History has many different stories about if only I knew at the time, I could have made a fortune. Predicting which technology to back is difficult, if we all had a clear idea of where we were going then life would be oh so much simpler.
We are at crossroads where tech is changing faster than individuals or companies can train themselves up to understand that knowledge. It’s like agreeing to a new technology when you speak one language and the other person is speaking a completely different language. No, I didn’t agree to this I hear you mutter, but maybe you did; understand what you’re signing up to.
Consultants have a very difficult job to manage in that often the M&E engineers have to be jack of all trades and not necessarily masters of them all. Its fair to say they will have a specialism but even they would struggle with some of the new jargon and terms that are bandied about to promote a new technology.
Broken down all technology, is fairly straightforward, even the murky world of programming follows a logical pattern and if you understand what a stop and start bit does then you have a handle on how a program runs. The details of how it runs is often overlooked as all I need it to do is deliver the function. The same way most of us have no idea how a phone works yet we trust it to work and keep us connected.

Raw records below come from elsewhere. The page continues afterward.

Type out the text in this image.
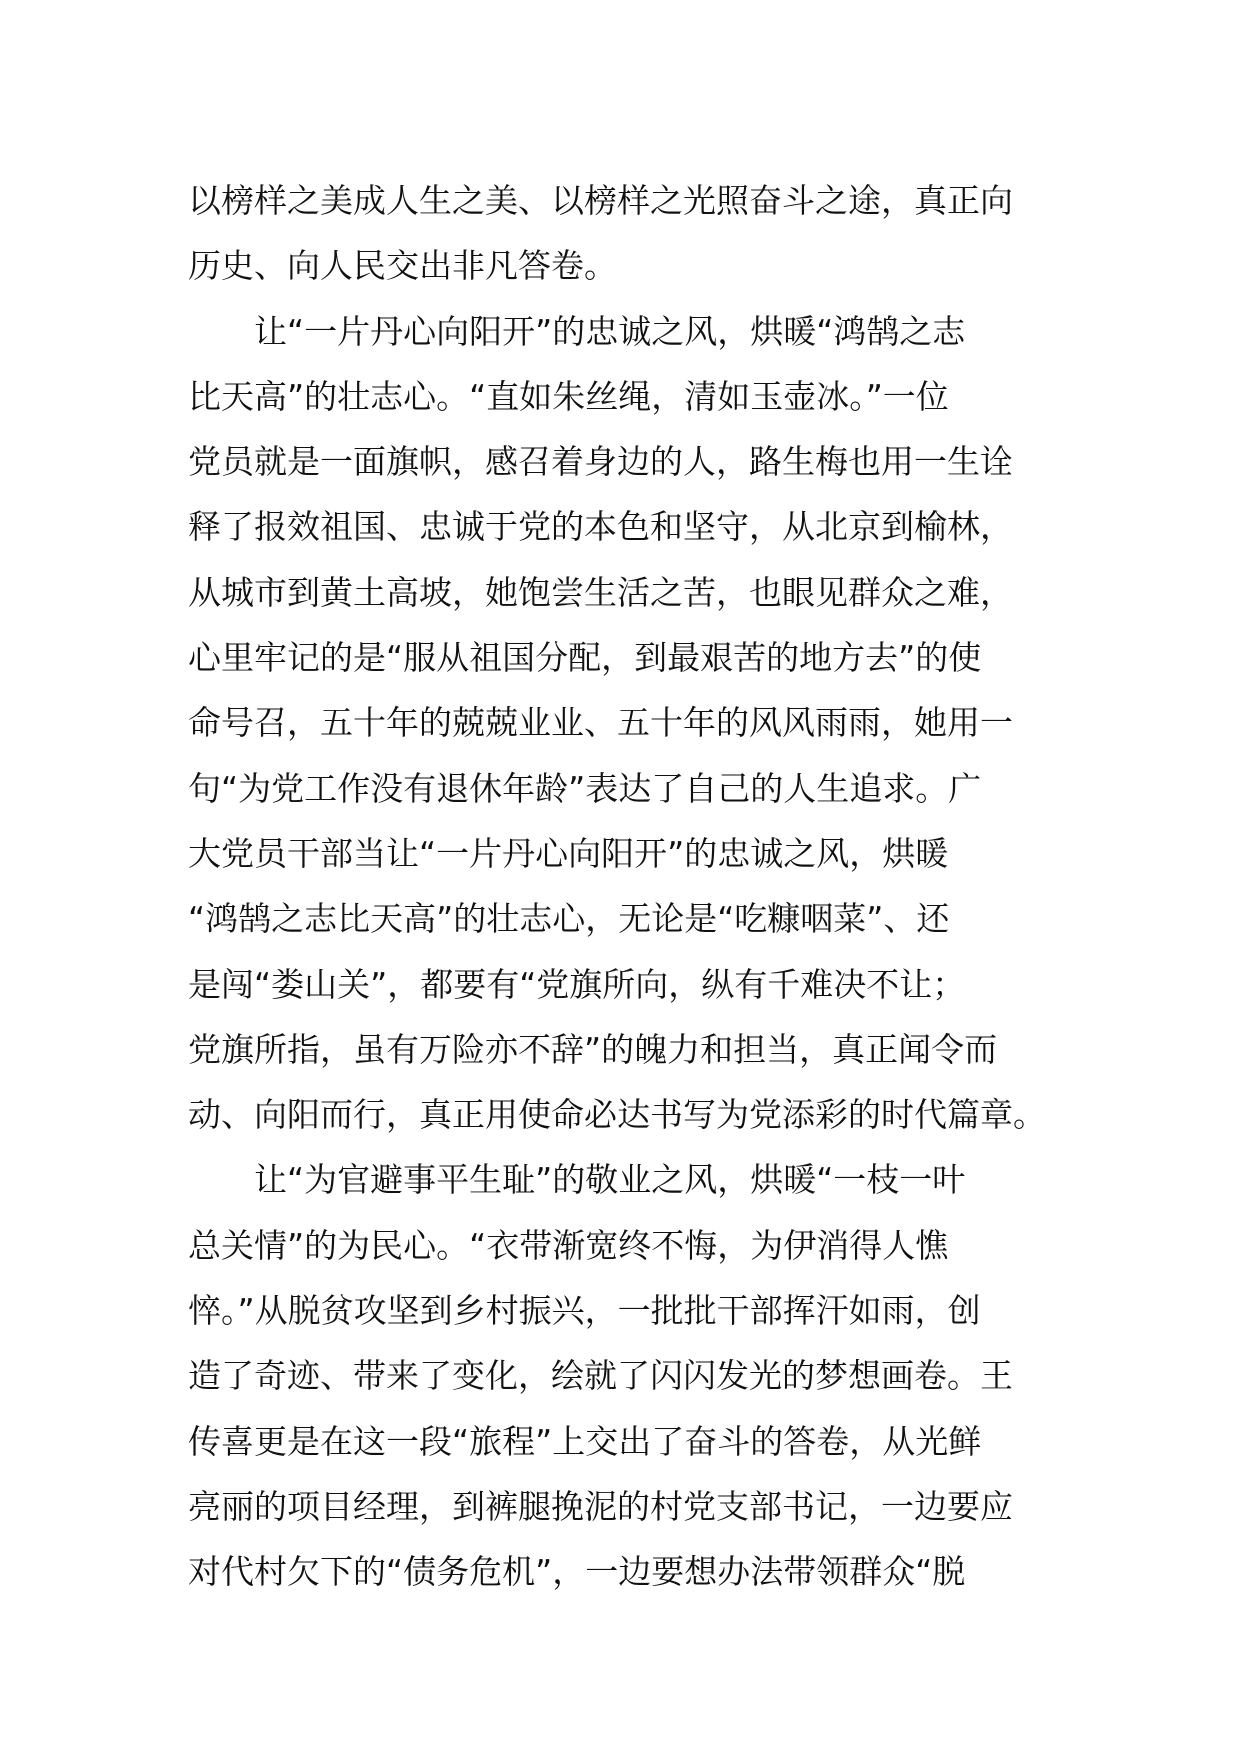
以榜样之美成人生之美、以榜样之光照奋斗之途，真正向
历史、向人民交出非凡答卷。
让“一片丹心向阳开”的忠诚之风，烘暖“鸿鹄之志
比天高”的壮志心。“直如朱丝绳，清如玉壶冰。”一位
党员就是一面旗帜，感召着身边的人，路生梅也用一生诠
释了报效祖国、忠诚于党的本色和坚守，从北京到榆林，
从城市到黄土高坡，她饱尝生活之苦，也眼见群众之难，
心里牢记的是“服从祖国分配，到最艰苦的地方去”的使
命号召，五十年的兢兢业业、五十年的风风雨雨，她用一
句“为党工作没有退休年龄”表达了自己的人生追求。广
大党员干部当让“一片丹心向阳开”的忠诚之风，烘暖
“鸿鹄之志比天高”的壮志心，无论是“吃糠咽菜”、还
是闯“娄山关”，都要有“党旗所向，纵有千难决不让；
党旗所指，虽有万险亦不辞”的魄力和担当，真正闻令而
动、向阳而行，真正用使命必达书写为党添彩的时代篇章。
让“为官避事平生耻”的敬业之风，烘暖“一枝一叶
总关情”的为民心。“衣带渐宽终不悔，为伊消得人憔
悴。”从脱贫攻坚到乡村振兴，一批批干部挥汗如雨，创
造了奇迹、带来了变化，绘就了闪闪发光的梦想画卷。王
传喜更是在这一段“旅程”上交出了奋斗的答卷，从光鲜
亮丽的项目经理，到裤腿挽泥的村党支部书记，一边要应
对代村欠下的“债务危机”，一边要想办法带领群众“脱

Industries such as the mobile phone industry are very heavily organised and policed, so communications are standardised and we know devices will work unless locked to a particular carrier. There is an agreement of openness between manufacturers and operating systems to ensure they function.
In other sectors and particular lighting, this hasn’t been so evident and in recent years Lighting controls companies have done their utmost to avoid any form of interconnectivity. There were some attempts with Lonworks and KNX but again, with regard to the former, this was heavily modified to suit individual companies.
We all knew this and to a certain extent we accepted the way it was, and company X and company Y continued to pitch their solution as the only way forward. As a consultant how do you challenge this, and one could argue why should you.
The answer is obvious in that you have your client’s best interest at heart and designing a restrictive system, is costly if not in the short term but the long term most definitely.
At zencontrol we have been working to promote the use of DALI-2 as the way forward. Its finally an open approach to Lighting controls that allows the Consultant specifying the project to know that they are not locking in the client and it’s not just zencontrol.
The Digital Illumination Interface Alliance DiiA for short is a body that is there to promote what is the only standard in Lighting IEC 62386. This standard is supported by all of the major players and a number of lighting controls companies, yet very few are pushing the benefits. Certainly DALI-2 drivers are well accepted and appear on many projects, but the controls have been somewhat lacking in certain quarters.
We firmly put our stake in the ground and started to deliver DALI-2 projects over 18months ago. The transition wasn’t without the odd hiccup but generally the adoption of DALI-2 has changed the whole way we specify controls and how we work with consultants to build a more open and future safe controls strategy.
Hardware is interchangeable for the first time and gives the end client the freedom of choice when upgrading through life; hands down it wins the CAPEX versus OPEX argument.
Specification became easier with DALI-2 as its opened-up lighting and particularly smart lighting to a platform that has the word standard written all over it.
Foresight is now no longer a wild guess but something that has become a lot simpler with DALI-2.